The Taliban claimed responsibility for a car bomb attack near the Spanish embassy in Kabul on Friday, further dimming hopes for peace talks with moderate elements of the Islamist insurgent movement touted just days ago by President Ashraf Ghani.

Gunfire was reported immediately following the explosion, which the Taliban said was targeted at a guest house attached to the embassy in a heavily protected area of the capital close to many foreign embassies and government buildings.

Security forces with armoured vehicles were deployed around the scene, with at least three insurgents involved in the attack, according to one police official.

A Spanish policeman was killed in the attack.

A Taliban spokesperson said the attack had targeted “an invader’s guest house”.

Spain, which contributed to the international force in Afghanistan, withdrew the last of its troops in October although a few officers remain at the headquarters of Nato’s Resolute Support Mission in Kabul.

A Taliban attack in the southern city of Kandahar killed 50 civilians and security forces personnel, and was only suppressed on Wednesday after more than a day of fighting.

The same day, Ghani returned from a regional peace conference in Islamabad aimed at reviving stalled peace talks with Taliban militants following several months of relative calm in the Afghan capital.

On Thursday, the head of Afghanistan’s intelligence agency resigned over a row with Ghani, in a move that underlined the divisions among leaders of the country’s security apparatus.

The Taliban has been caught up with a bloody internal power struggle but it has nevertheless been able to mount well-coordinated attacks on targets across the country.

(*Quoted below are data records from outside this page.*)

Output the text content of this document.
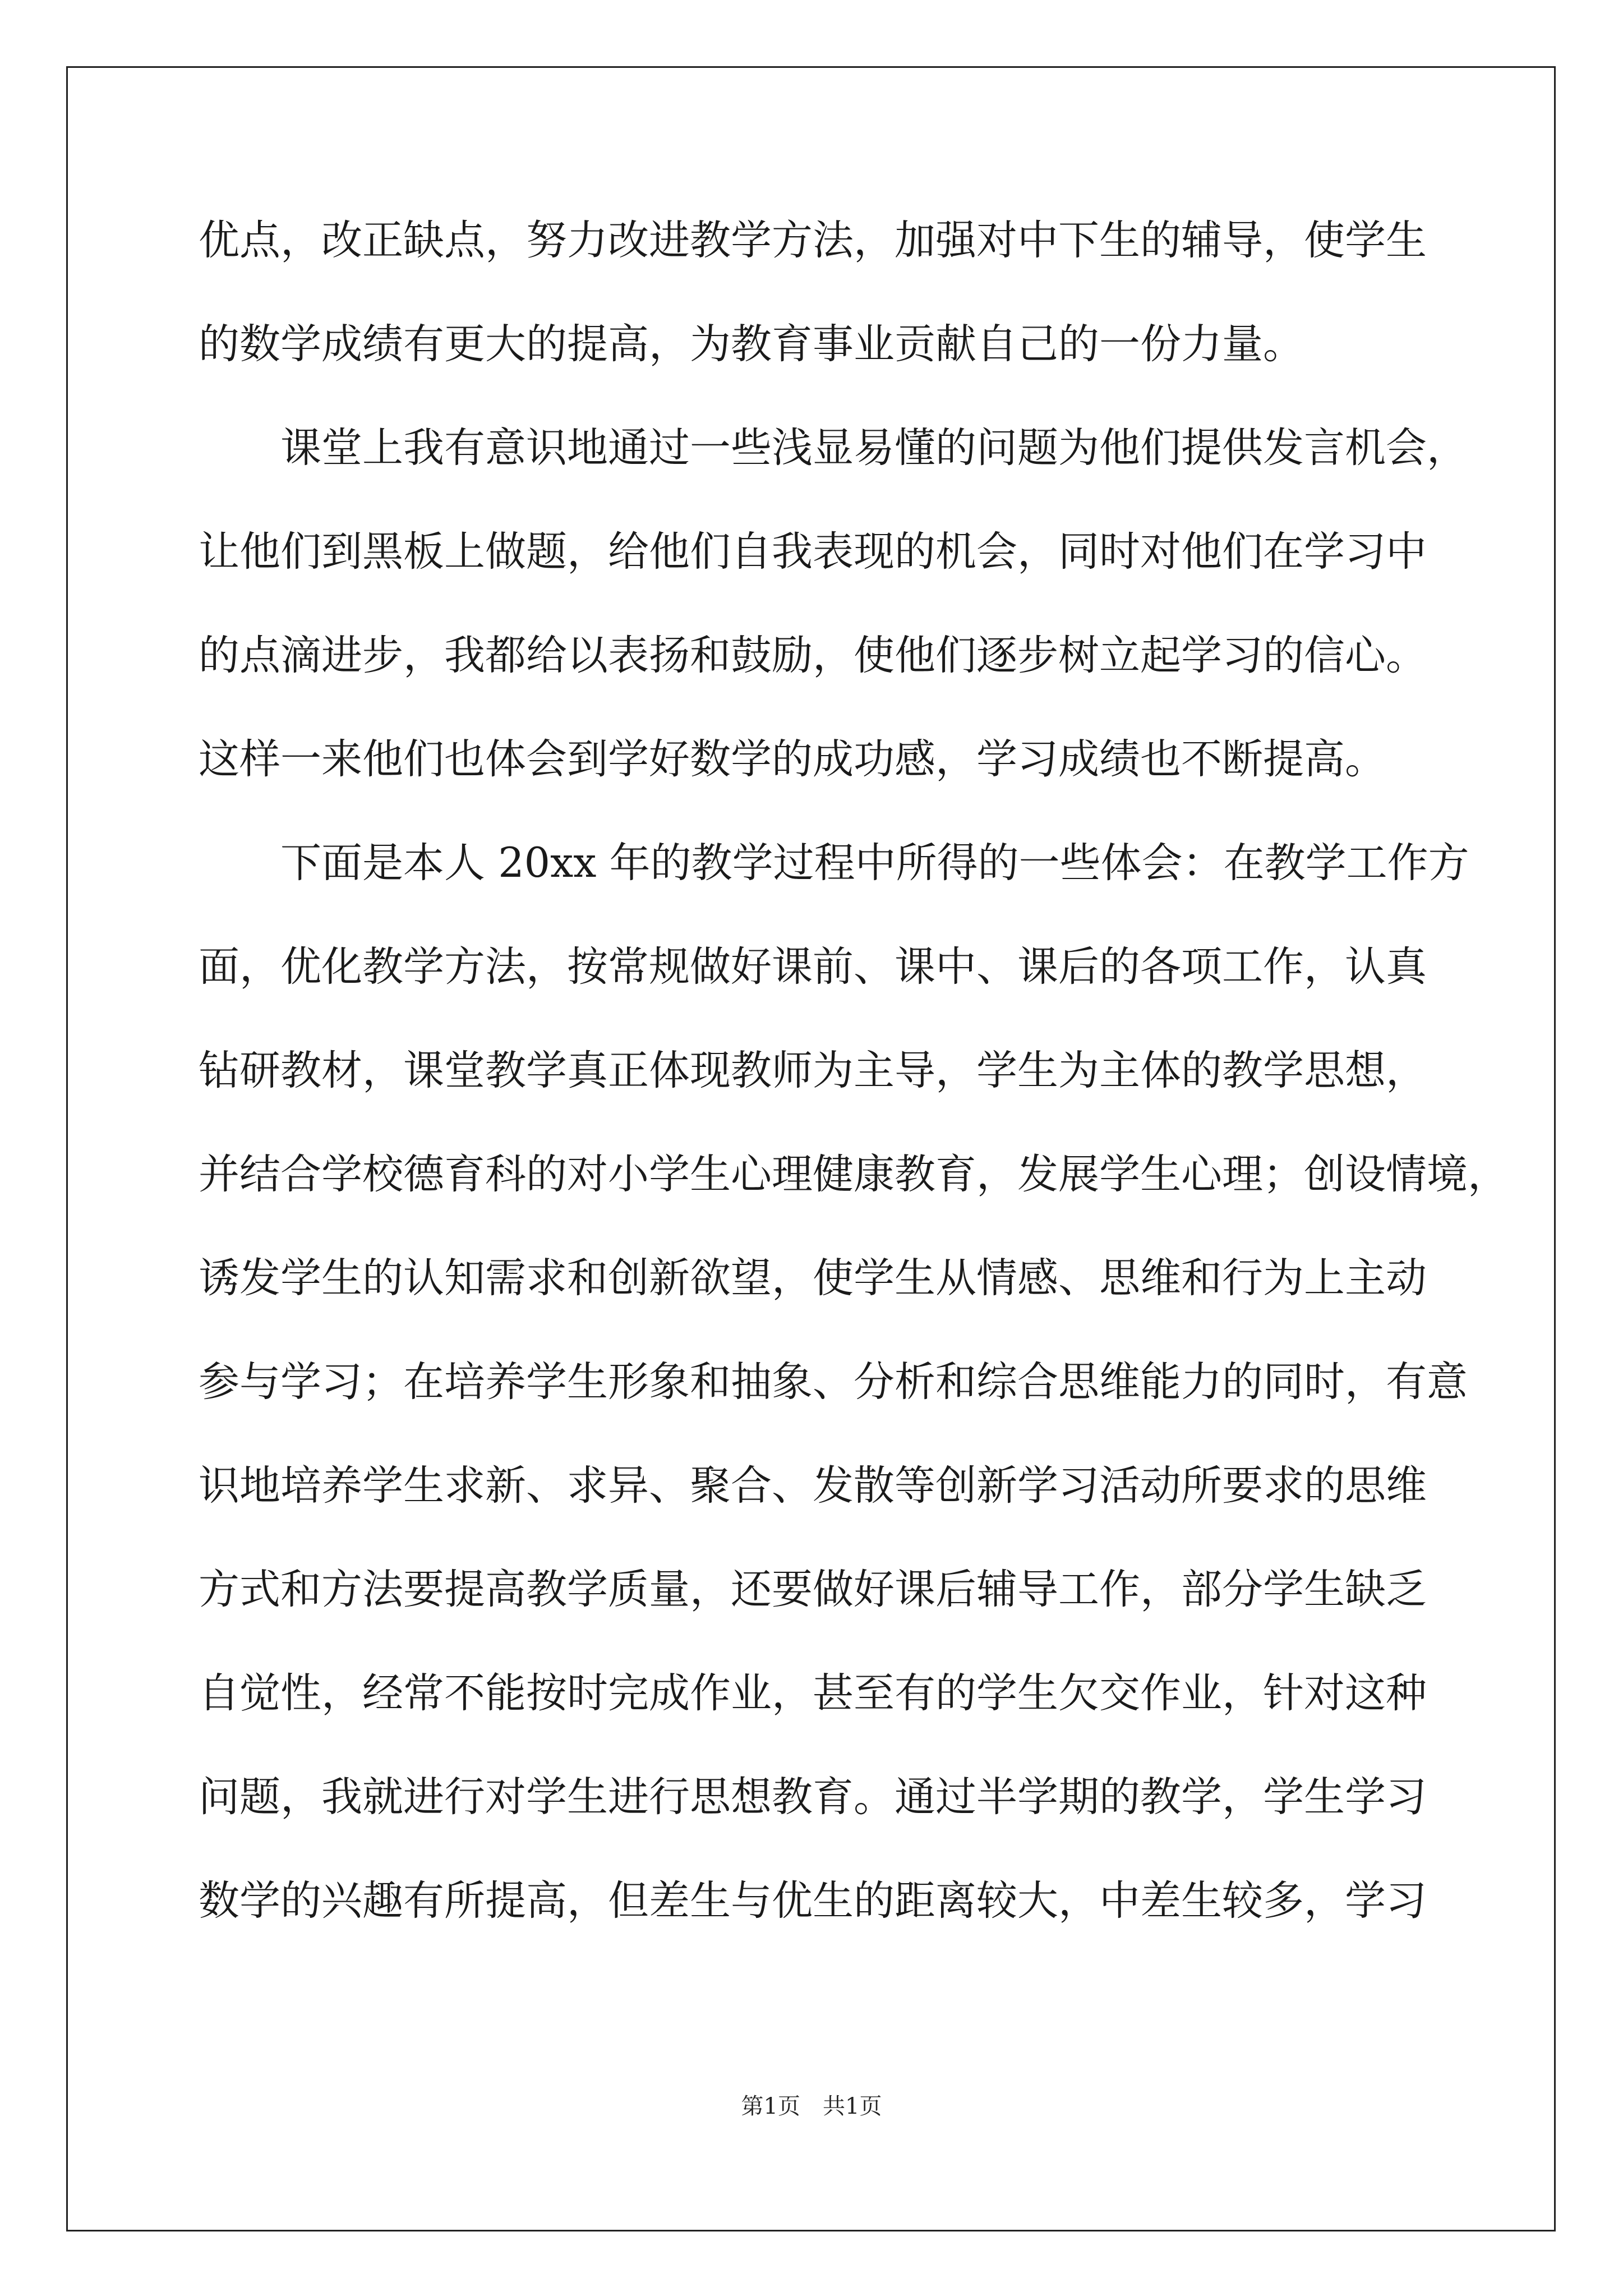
优点，改正缺点，努力改进教学方法，加强对中下生的辅导，使学生
的数学成绩有更大的提高，为教育事业贡献自己的一份力量。
　　课堂上我有意识地通过一些浅显易懂的问题为他们提供发言机会，
让他们到黑板上做题，给他们自我表现的机会，同时对他们在学习中
的点滴进步，我都给以表扬和鼓励，使他们逐步树立起学习的信心。
这样一来他们也体会到学好数学的成功感，学习成绩也不断提高。
　　下面是本人 20xx 年的教学过程中所得的一些体会：在教学工作方
面，优化教学方法，按常规做好课前、课中、课后的各项工作，认真
钻研教材，课堂教学真正体现教师为主导，学生为主体的教学思想，
并结合学校德育科的对小学生心理健康教育，发展学生心理；创设情境，
诱发学生的认知需求和创新欲望，使学生从情感、思维和行为上主动
参与学习；在培养学生形象和抽象、分析和综合思维能力的同时，有意
识地培养学生求新、求异、聚合、发散等创新学习活动所要求的思维
方式和方法要提高教学质量，还要做好课后辅导工作，部分学生缺乏
自觉性，经常不能按时完成作业，甚至有的学生欠交作业，针对这种
问题，我就进行对学生进行思想教育。通过半学期的教学，学生学习
数学的兴趣有所提高，但差生与优生的距离较大，中差生较多，学习
第1页　共1页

Militants have stepped up the insurgency following the withdrawal of international forces from combat operations last year, achieving a series of successes, including seizing the northern city of Kunduz in September.

‘Embassy not targeted’

Spain’s Prime Minister Mariano Rajoy on Saturday said the attack in Kabul’s diplomatic district was not targeted at the country’s embassy, contradicting earlier statements by the foreign ministry and local police.

“There was no intention to attack the Spanish embassy in Afghanistan... it was an attack against some guesthouses very near the embassy,” he told reporters in the southeastern city of Alicante, adding one Spanish policeman had nevertheless been slightly injured.